Department of Pathology

Dr Andrew Firth

Research description

RNA viruses have compact multifunctional genomes. During the course of infection, the genome or its derivatives must direct translation of virus proteins, genome replication and genome packaging. To realize these multiple roles, RNA virus genomes commonly have many overlapping coding and non-coding functional elements. Overlapping functional elements often escape detection because it can be difficult to disentangle the multiple roles of the constituent nucleotides via, for example, mutational analysis. Systematic synonymous-site mutational analyses are resource-intensive and can miss functional elements that are only required in vivo. Meanwhile, high-throughput techniques such as SHAPE and ribosome profiling often have difficulty distinguishing functional elements from incidental features. Comparative computational analyses offer a way forward. By studying patterns of nucleotide substitutions across sequence alignments, it is often possible to predict novel functional elements and gain insight into their function. We are using comparative genomic approaches to identify new features in both plant and animal RNA viruses, and guide follow-up experimental analyses.

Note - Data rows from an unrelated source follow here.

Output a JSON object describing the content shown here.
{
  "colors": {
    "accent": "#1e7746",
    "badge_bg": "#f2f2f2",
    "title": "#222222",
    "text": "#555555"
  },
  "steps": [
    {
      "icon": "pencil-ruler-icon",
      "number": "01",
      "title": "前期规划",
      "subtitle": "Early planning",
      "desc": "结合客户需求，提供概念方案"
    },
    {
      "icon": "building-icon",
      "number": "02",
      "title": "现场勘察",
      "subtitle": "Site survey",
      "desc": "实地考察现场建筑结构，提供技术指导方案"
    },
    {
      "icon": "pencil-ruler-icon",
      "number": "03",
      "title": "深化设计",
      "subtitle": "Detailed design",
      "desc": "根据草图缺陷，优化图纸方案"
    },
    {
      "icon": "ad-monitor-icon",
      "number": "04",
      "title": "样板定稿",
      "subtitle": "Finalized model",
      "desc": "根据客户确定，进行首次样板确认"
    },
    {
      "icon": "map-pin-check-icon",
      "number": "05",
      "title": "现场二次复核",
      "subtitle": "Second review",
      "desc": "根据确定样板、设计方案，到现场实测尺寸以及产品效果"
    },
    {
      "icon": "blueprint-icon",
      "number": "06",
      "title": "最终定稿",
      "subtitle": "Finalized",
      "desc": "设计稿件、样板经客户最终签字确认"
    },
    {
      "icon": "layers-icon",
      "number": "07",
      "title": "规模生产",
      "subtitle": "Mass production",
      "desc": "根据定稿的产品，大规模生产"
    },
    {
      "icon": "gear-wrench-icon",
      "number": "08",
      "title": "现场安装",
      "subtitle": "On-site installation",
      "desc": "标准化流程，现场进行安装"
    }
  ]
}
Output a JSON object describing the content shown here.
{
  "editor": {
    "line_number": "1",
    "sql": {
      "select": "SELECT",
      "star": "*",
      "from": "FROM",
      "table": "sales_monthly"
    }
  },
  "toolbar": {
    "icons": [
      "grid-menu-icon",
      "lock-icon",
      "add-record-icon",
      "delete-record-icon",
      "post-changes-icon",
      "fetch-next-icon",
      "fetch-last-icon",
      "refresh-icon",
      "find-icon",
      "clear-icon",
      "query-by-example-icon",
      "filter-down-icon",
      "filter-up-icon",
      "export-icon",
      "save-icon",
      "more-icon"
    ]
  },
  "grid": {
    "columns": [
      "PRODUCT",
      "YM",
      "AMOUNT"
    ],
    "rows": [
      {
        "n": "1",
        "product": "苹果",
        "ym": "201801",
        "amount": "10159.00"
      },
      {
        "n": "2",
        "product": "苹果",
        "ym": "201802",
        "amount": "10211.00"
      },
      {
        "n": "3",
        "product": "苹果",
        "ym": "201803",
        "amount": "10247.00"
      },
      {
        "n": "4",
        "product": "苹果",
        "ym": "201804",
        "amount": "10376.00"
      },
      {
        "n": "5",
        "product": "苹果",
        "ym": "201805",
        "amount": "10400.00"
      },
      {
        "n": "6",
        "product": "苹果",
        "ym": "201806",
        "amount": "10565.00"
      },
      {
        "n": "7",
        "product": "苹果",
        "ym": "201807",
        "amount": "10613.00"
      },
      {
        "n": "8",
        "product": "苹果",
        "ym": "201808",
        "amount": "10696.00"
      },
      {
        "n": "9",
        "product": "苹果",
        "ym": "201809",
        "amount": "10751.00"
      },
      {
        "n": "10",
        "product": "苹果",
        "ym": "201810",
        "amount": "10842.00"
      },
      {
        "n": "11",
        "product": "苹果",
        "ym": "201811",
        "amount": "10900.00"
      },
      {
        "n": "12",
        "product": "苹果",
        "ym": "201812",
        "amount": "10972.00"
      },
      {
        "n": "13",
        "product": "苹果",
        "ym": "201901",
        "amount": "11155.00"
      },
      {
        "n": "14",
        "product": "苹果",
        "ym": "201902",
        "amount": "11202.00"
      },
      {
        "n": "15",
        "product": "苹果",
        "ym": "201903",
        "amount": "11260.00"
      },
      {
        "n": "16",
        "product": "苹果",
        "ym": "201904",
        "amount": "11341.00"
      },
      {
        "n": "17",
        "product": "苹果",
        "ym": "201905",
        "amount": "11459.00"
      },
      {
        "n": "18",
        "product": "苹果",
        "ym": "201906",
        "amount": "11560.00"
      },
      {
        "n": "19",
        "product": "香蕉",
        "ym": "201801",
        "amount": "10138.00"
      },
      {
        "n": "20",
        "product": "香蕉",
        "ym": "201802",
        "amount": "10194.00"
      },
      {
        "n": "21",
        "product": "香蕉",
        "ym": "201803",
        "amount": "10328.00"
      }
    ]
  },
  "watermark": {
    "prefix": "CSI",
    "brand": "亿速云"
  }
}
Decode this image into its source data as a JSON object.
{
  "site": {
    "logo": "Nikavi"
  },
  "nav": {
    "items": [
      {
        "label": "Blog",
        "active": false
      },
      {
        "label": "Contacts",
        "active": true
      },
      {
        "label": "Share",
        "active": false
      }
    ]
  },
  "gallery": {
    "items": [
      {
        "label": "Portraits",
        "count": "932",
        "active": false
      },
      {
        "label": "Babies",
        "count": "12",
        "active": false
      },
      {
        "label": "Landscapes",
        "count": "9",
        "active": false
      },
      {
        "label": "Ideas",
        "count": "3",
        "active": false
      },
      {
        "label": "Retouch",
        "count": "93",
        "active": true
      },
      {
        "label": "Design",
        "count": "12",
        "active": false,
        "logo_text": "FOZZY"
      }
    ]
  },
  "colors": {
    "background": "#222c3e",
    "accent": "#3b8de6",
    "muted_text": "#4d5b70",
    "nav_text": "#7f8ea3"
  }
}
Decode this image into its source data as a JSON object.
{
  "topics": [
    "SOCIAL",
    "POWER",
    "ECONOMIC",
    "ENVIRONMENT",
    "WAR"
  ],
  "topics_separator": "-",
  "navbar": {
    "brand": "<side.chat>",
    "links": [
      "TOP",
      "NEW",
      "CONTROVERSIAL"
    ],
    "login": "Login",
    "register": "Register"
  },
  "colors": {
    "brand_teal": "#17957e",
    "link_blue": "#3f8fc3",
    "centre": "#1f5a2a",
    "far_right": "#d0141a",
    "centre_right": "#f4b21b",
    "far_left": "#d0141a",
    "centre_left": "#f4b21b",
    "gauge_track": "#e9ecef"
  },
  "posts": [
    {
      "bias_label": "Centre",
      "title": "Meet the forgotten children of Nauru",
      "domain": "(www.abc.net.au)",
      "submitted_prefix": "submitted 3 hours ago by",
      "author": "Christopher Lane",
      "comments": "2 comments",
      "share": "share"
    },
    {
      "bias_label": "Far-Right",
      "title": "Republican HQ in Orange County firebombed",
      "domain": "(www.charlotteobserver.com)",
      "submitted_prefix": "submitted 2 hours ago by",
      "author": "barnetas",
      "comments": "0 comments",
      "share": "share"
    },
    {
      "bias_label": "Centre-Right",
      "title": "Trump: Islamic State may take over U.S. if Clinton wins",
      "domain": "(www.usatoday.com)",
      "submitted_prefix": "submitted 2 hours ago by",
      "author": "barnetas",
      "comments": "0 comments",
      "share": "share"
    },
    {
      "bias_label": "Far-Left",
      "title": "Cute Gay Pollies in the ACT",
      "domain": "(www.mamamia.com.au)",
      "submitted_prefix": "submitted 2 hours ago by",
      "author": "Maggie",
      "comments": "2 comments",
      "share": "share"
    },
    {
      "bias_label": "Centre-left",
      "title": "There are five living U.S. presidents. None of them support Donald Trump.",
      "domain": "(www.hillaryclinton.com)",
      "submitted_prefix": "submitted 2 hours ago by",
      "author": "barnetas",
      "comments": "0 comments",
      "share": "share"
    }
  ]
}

Virus comparative genomics database.

Fig 1. Above - map of the poliovirus genome showing the polyprotein-encoding sequence (blue), UTRs (black), and known functional RNA elements (Goodfellow et al 2000, PMID 10775595; Liu et al 2009, PMID 19781674; Song et al 2012, PMID 22886087; Burrill et al 2013, PMID 23966409). Below - conservation at synonymous sites in an alignment of 50 enterovirus sequences: synonymous substitution rate relative to the genome average (brown) and statistical significance (red). All known functional RNA elements embedded within the polyprotein-encoding sequence are easily detected, besides a few additional elements in the region encoding 3D. (click for full size figure).

One particularly powerful approach is to analyze the rate of nucleotide substitutions at synonymous sites in alignments of related virus coding sequences (e.g. Choi et al 2001, PMID 11338395; Simmonds et al 2008, PMID 18319285). A statistically significant reduction in variability at synonymous sites is indicative of an overlapping functional element such as an overlapping gene or a functional RNA structure. Fig. 1 shows an example of our own synonymous site conservation algorithm applied to an alignment of enterovirus sequences. We are applying this and other comparative genomic techniques to all sequenced RNA viruses (besides some cellular organisms) to identify novel features, both coding and non-coding. By mapping all the functional elements in the genomes of economically and medically important RNA viruses, we hope to provide a better platform on which to build future research.

Fig 2. Influenza A virus genome map and synonymous site conservation analysis. Conservation peaks correspond to terminal packaging signals, splicing enhancer sequences, and the PA/X and NS1/NEP dual-coding regions (click for full size figure).

Many 'hidden' genes are translated via non-canonical mechanisms such as programmed ribosomal frameshifting, non-AUG initiation, and internal ribosome entry sites (IRESes). Since viruses use the host cell's ribosomes and many other components of the protein synthesis machinery, these unusual translation mechanisms are potentially also relevant to cellular gene expression and genome annotation. Indeed programmed -1 ribosomal frameshifting, stop codon readthrough and internal ribosome entry - now known to be important for the expression of certain cellular genes - were all first identified and studied in viruses. We are interested in finding new non-canonical translation mechanisms (e.g. -2 frameshifting; Fang et al 2012, PMID 23043113) in viruses, characterizing mechanisms and associated sequence motifs, and then searching for related instances in cellular genes.

Funding for our research comes from the Wellcome Trust and the BBSRC.